Q. But wait...there’s more! Featherstone partners with Martha’s Vineyard Film Society for movies under the stars on Wednesday evenings.

A. Again, 26 years ago, Film Society director Richard Paradise started showing movies here on the outdoor stage on a big white sheet. Of course, he moved on to the Katherine Cornell and now the Film Center in Vineyard Haven. It’s a great collaboration.

Q. What continues to surprise you about the summer season here at Featherstone?

A. We love all the people who come here from all over the world. It’s such an incredible opportunity to meet people who speak different languages, but art is universal and that is the universal language. Once you jump into a summer camp and put a paint brush in a child’s hand, they can create their own world.

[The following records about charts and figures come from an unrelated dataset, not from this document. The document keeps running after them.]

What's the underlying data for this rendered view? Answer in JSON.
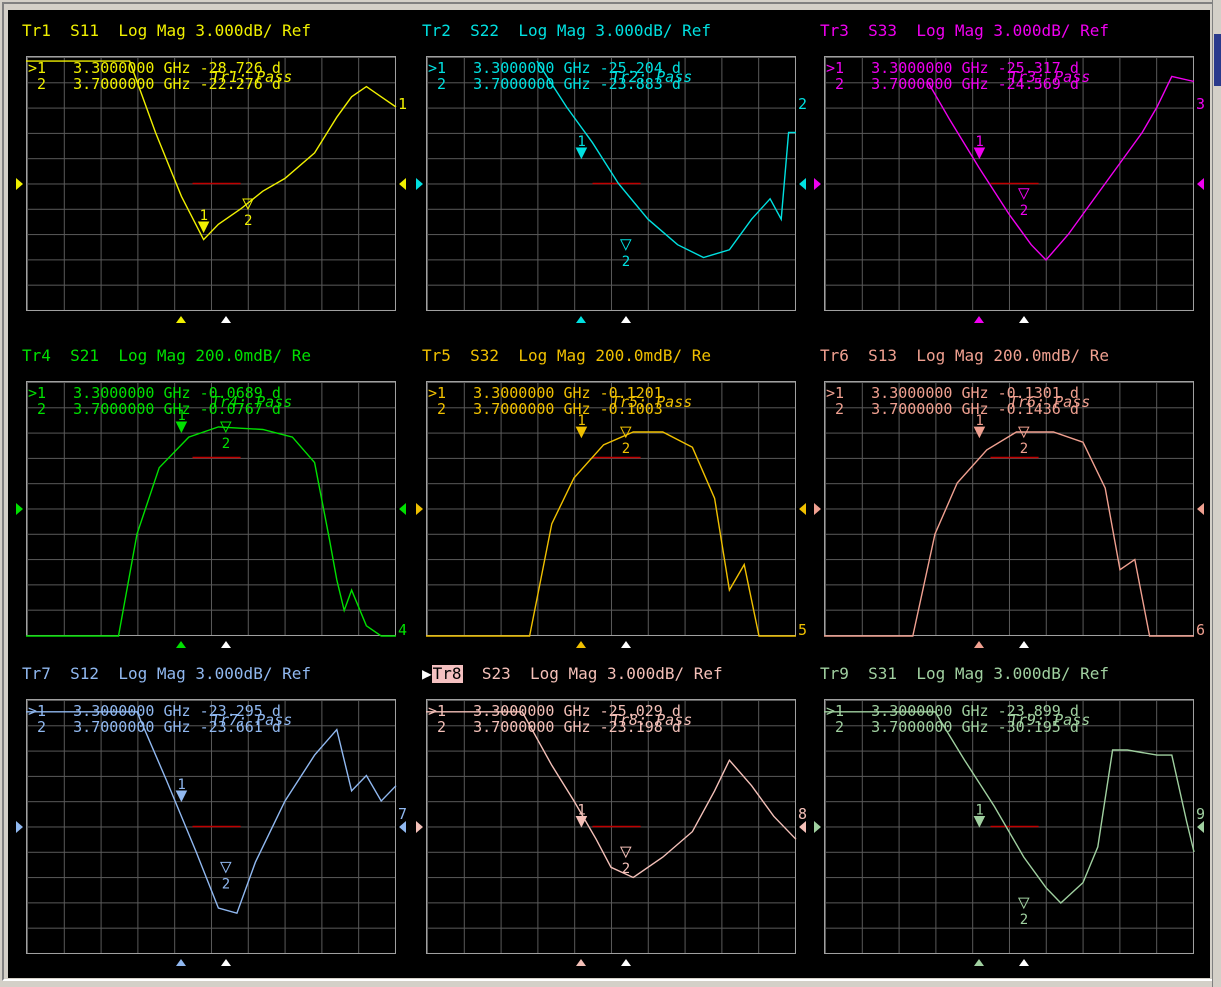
{
  "traces": [
    {
      "id": "tr1",
      "title": "Tr1  S11  Log Mag 3.000dB/ Ref",
      "color": "#f0f000",
      "marker1": ">1   3.3000000 GHz -28.726 d",
      "marker2": " 2   3.7000000 GHz -22.276 d",
      "pass": "Tr1: Pass",
      "end": "1",
      "highlight": false
    },
    {
      "id": "tr2",
      "title": "Tr2  S22  Log Mag 3.000dB/ Ref",
      "color": "#00e0e0",
      "marker1": ">1   3.3000000 GHz -25.204 d",
      "marker2": " 2   3.7000000 GHz -23.883 d",
      "pass": "Tr2: Pass",
      "end": "2",
      "highlight": false
    },
    {
      "id": "tr3",
      "title": "Tr3  S33  Log Mag 3.000dB/ Ref",
      "color": "#f000f0",
      "marker1": ">1   3.3000000 GHz -25.317 d",
      "marker2": " 2   3.7000000 GHz -24.569 d",
      "pass": "Tr3: Pass",
      "end": "3",
      "highlight": false
    },
    {
      "id": "tr4",
      "title": "Tr4  S21  Log Mag 200.0mdB/ Re",
      "color": "#00e000",
      "marker1": ">1   3.3000000 GHz -0.0689 d",
      "marker2": " 2   3.7000000 GHz -0.0767 d",
      "pass": "Tr4: Pass",
      "end": "4",
      "highlight": false
    },
    {
      "id": "tr5",
      "title": "Tr5  S32  Log Mag 200.0mdB/ Re",
      "color": "#f0c000",
      "marker1": ">1   3.3000000 GHz -0.1201",
      "marker2": " 2   3.7000000 GHz -0.1003",
      "pass": "Tr5: Pass",
      "end": "5",
      "highlight": false
    },
    {
      "id": "tr6",
      "title": "Tr6  S13  Log Mag 200.0mdB/ Re",
      "color": "#f0a090",
      "marker1": ">1   3.3000000 GHz -0.1301 d",
      "marker2": " 2   3.7000000 GHz -0.1436 d",
      "pass": "Tr6: Pass",
      "end": "6",
      "highlight": false
    },
    {
      "id": "tr7",
      "title": "Tr7  S12  Log Mag 3.000dB/ Ref",
      "color": "#90b8f0",
      "marker1": ">1   3.3000000 GHz -23.295 d",
      "marker2": " 2   3.7000000 GHz -23.661 d",
      "pass": "Tr7: Pass",
      "end": "7",
      "highlight": false
    },
    {
      "id": "tr8",
      "title": "  S23  Log Mag 3.000dB/ Ref",
      "titlehl": "Tr8",
      "color": "#f4c0b8",
      "marker1": ">1   3.3000000 GHz -25.029 d",
      "marker2": " 2   3.7000000 GHz -23.198 d",
      "pass": "Tr8: Pass",
      "end": "8",
      "highlight": true
    },
    {
      "id": "tr9",
      "title": "Tr9  S31  Log Mag 3.000dB/ Ref",
      "color": "#a0d0a0",
      "marker1": ">1   3.3000000 GHz -23.899 d",
      "marker2": " 2   3.7000000 GHz -30.195 d",
      "pass": "Tr9: Pass",
      "end": "9",
      "highlight": false
    }
  ]
}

Q. Featherstone’s long support of young artists at the Martha’s Vineyard Regional High School through exhibitions and scholarships has produced many talented, working artists. I know you love all your children equally, but is there one of those young people that came up through here that embodies the mission of Featherstone?

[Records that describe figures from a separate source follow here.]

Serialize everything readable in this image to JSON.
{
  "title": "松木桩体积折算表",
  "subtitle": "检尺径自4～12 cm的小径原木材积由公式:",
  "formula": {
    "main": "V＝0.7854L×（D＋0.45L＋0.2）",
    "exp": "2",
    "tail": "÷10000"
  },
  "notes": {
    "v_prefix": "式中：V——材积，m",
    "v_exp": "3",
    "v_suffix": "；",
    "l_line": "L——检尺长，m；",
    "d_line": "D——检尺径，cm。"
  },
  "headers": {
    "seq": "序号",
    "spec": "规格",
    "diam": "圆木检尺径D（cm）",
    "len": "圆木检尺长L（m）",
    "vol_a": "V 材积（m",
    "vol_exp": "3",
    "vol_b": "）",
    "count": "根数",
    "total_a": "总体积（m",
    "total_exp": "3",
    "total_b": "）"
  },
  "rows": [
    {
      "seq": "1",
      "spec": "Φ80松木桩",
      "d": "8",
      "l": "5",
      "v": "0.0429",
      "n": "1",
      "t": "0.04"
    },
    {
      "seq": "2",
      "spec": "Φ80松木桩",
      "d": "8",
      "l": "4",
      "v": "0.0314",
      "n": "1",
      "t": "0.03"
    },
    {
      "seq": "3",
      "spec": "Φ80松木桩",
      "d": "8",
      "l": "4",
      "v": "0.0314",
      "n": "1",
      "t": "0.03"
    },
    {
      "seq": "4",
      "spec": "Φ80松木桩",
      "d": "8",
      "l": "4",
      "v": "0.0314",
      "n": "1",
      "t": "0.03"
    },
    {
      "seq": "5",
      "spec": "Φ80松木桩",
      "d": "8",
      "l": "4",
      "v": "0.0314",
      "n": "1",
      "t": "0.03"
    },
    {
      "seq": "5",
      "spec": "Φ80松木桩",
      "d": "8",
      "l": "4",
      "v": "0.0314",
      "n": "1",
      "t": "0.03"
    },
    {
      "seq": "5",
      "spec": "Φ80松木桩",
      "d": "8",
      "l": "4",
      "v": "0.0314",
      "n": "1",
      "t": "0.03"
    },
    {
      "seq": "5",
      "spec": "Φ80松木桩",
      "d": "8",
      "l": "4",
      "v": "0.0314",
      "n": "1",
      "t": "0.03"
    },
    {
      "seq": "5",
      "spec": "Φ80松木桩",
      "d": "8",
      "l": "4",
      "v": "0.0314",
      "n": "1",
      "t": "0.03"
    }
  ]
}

A. Absolutely! It’s Ray Ewing who is a phenomenal photographer at the Vineyard Gazette. We have a video on our website where Ray talks about how he spent his afternoons here at Featherstone and that he would walk from the high school through the woods to Featherstone. He said that since that experience, he has never not had a camera in his hand. To me that’s what it’s all about.

Jeanna Shepard

Q. Adults can have that same experience!

A. I can tell that same story for instance about Debbie Hale who is teaching right now in pottery. She had a professional career at a law firm here on the Island and as she was retiring, she discovered Featherstone and decided to take a ceramics class. She fell so in love with it that she now has her own business, shows all over the Island, and she is one of our most popular ceramic art teachers. This is lifelong learning at its best. It’s never too late to pick up the arts.

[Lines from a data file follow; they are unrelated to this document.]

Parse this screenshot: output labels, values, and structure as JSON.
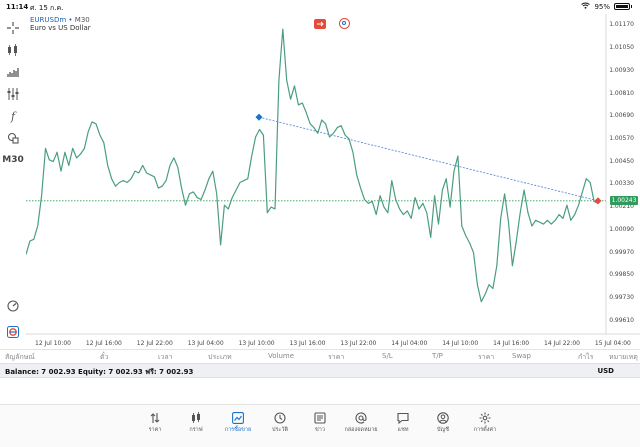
{
  "status_bar": {
    "time": "11:14",
    "date": "ศ. 15 ก.ค.",
    "battery": "95%"
  },
  "chart": {
    "symbol": "EURUSDm",
    "separator": "•",
    "timeframe": "M30",
    "description": "Euro vs US Dollar",
    "current_price": "1.00243",
    "colors": {
      "line": "#4a9e7e",
      "accent": "#1a73c9",
      "bid_line": "#2e9d5c",
      "trend": "#4a7fd0"
    }
  },
  "chart_data": {
    "type": "line",
    "y_ticks": [
      "1.01170",
      "1.01050",
      "1.00930",
      "1.00810",
      "1.00690",
      "1.00570",
      "1.00450",
      "1.00330",
      "1.00210",
      "1.00090",
      "0.99970",
      "0.99850",
      "0.99730",
      "0.99610"
    ],
    "x_ticks": [
      "12 Jul 10:00",
      "12 Jul 16:00",
      "12 Jul 22:00",
      "13 Jul 04:00",
      "13 Jul 10:00",
      "13 Jul 16:00",
      "13 Jul 22:00",
      "14 Jul 04:00",
      "14 Jul 10:00",
      "14 Jul 16:00",
      "14 Jul 22:00",
      "15 Jul 04:00"
    ],
    "ylim": [
      0.9955,
      1.0123
    ],
    "values": [
      0.9996,
      1.0003,
      1.0004,
      1.0011,
      1.0027,
      1.0052,
      1.0046,
      1.0045,
      1.005,
      1.004,
      1.005,
      1.0043,
      1.0052,
      1.0047,
      1.0049,
      1.0052,
      1.0061,
      1.0066,
      1.0065,
      1.0059,
      1.0055,
      1.0043,
      1.0036,
      1.0032,
      1.0034,
      1.0035,
      1.0034,
      1.0036,
      1.004,
      1.0039,
      1.0043,
      1.0039,
      1.0038,
      1.0037,
      1.0031,
      1.0032,
      1.0035,
      1.0043,
      1.0047,
      1.0042,
      1.0031,
      1.0022,
      1.0028,
      1.0029,
      1.0026,
      1.0025,
      1.003,
      1.0036,
      1.004,
      1.0028,
      1.0001,
      1.0022,
      1.002,
      1.0026,
      1.003,
      1.0034,
      1.0035,
      1.0036,
      1.0048,
      1.0058,
      1.0062,
      1.0059,
      1.0018,
      1.0021,
      1.002,
      1.0088,
      1.0115,
      1.0088,
      1.0078,
      1.0085,
      1.0075,
      1.0076,
      1.0071,
      1.0065,
      1.0063,
      1.006,
      1.0067,
      1.0065,
      1.0058,
      1.006,
      1.0063,
      1.0064,
      1.0059,
      1.0057,
      1.005,
      1.0038,
      1.0031,
      1.0025,
      1.0023,
      1.0024,
      1.0017,
      1.0027,
      1.0021,
      1.0018,
      1.0035,
      1.0025,
      1.002,
      1.0017,
      1.0019,
      1.0015,
      1.0026,
      1.002,
      1.0023,
      1.0018,
      1.0005,
      1.0027,
      1.0012,
      1.003,
      1.0036,
      1.0021,
      1.004,
      1.0048,
      1.0011,
      1.0006,
      1.0002,
      0.9997,
      0.998,
      0.9971,
      0.9975,
      0.998,
      0.9978,
      0.999,
      1.0015,
      1.0028,
      1.0013,
      0.999,
      1.0003,
      1.0018,
      1.003,
      1.0018,
      1.0011,
      1.0014,
      1.0013,
      1.0012,
      1.0014,
      1.0012,
      1.0014,
      1.0017,
      1.0015,
      1.0022,
      1.0014,
      1.0017,
      1.0022,
      1.0029,
      1.0036,
      1.0034,
      1.0024,
      1.0023
    ],
    "trendline": {
      "from": 1.00685,
      "to": 1.00243
    },
    "grid": false
  },
  "toolbar": {
    "timeframe_label": "M30"
  },
  "columns": [
    "สัญลักษณ์",
    "ตั๋ว",
    "เวลา",
    "ประเภท",
    "Volume",
    "ราคา",
    "S/L",
    "T/P",
    "ราคา",
    "Swap",
    "กำไร",
    "หมายเหตุ"
  ],
  "balance": {
    "text": "Balance: 7 002.93 Equity: 7 002.93 ฟรี: 7 002.93",
    "currency": "USD"
  },
  "nav": [
    {
      "label": "ราคา",
      "icon": "arrows-updown-icon"
    },
    {
      "label": "กราฟ",
      "icon": "candles-icon"
    },
    {
      "label": "การซื้อขาย",
      "icon": "trade-chart-icon",
      "active": true
    },
    {
      "label": "ประวัติ",
      "icon": "history-icon"
    },
    {
      "label": "ข่าว",
      "icon": "news-icon"
    },
    {
      "label": "กล่องจดหมาย",
      "icon": "mail-at-icon"
    },
    {
      "label": "แชท",
      "icon": "chat-icon"
    },
    {
      "label": "บัญชี",
      "icon": "account-icon"
    },
    {
      "label": "การตั้งค่า",
      "icon": "settings-icon"
    }
  ]
}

Q. Tell me about the art installations planned for July and August?

A. We have two great curated shows coming up. In July it is a second-year pop-up with the A Gallery [formerly of Oak Bluffs]. We love our collaboration with Tanya Augoustinos to show the contemporary artists who have remained loyal to her. In August we have an incredible show curated by Adrienne Childs. She is an adjunct curator at The Phillips Collection in D.C. and she has grown up here on Martha’s Vineyard. She is doing a show called Imagine: Celebrating Black Female Creativity that will show work by black women artists from all over the country. Whenever we can we have the opportunity to bring a discipline or a group of artists to the Island – which we think will enrich the community – that’s what we try to do.

 

For more information and to register for classes, visit Featherstoneart.org.


Sissy Biggers is a long time television journalist now living full-time in Oak Bluffs and working across different media to contribute to many Island organizations.